Grade ≥ 3 treatment-related adverse events occurred in 71% of the TACE plus lenvatinib/pembrolizumab group vs 32% of the TACE plus placebos group. The most common events in both groups were hypertension (24% vs 7%), decreased platelets (11% vs 6%), and increased aspartate aminotransferase (7% vs 5%). Treatment-related adverse events led to discontinuation of both lenvatinib and pembrolizumab in 8% of patients. Treatment-related death occurred in four patients in the TACE plus lenvatinib/pembrolizumab group (due to hepatic failure, gastrointestinal hemorrhage, myositis, and immune-mediated hepatitis in one each) vs one patient in the TACE plus placebos group (due to brain stem hemorrhage).
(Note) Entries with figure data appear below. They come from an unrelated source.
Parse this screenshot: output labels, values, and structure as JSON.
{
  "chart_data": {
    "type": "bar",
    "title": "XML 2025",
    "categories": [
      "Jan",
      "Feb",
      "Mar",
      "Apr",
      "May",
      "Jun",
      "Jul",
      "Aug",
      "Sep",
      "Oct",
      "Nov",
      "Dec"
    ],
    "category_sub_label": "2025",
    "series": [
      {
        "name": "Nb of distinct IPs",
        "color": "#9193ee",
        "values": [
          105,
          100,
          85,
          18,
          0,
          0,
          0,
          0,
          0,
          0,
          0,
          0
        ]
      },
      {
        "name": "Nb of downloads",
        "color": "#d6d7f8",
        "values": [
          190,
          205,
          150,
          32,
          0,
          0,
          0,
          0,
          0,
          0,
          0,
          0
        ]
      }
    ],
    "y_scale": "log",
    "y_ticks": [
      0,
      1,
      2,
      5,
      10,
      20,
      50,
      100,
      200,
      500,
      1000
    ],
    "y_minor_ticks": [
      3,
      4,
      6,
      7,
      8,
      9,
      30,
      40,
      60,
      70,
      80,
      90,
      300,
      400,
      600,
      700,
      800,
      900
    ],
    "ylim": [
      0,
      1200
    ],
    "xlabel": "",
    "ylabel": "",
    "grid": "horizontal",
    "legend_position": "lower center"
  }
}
The investigators concluded, “TACE plus lenvatinib plus pembrolizumab showed significant, clinically meaningful improvement in progression-free survival in patients with unresectable, nonmetastatic [HCC] compared with TACE plus placebo. The numerical improvement in overall survival is encouraging, but longer follow-up is necessary.”
Josep M. Llovet, MD, PhD, of the Mount Sinai Liver Cancer Program, Tisch Cancer Institute, Icahn School of Medicine at Mount Sinai, is the corresponding author for The Lancet article.
Disclosure: The study was funded by Merck Sharp & Dohme, a subsidiary of Merck & Co, Inc, and Eisai. For full disclosures of the study authors, visit thelancet.com.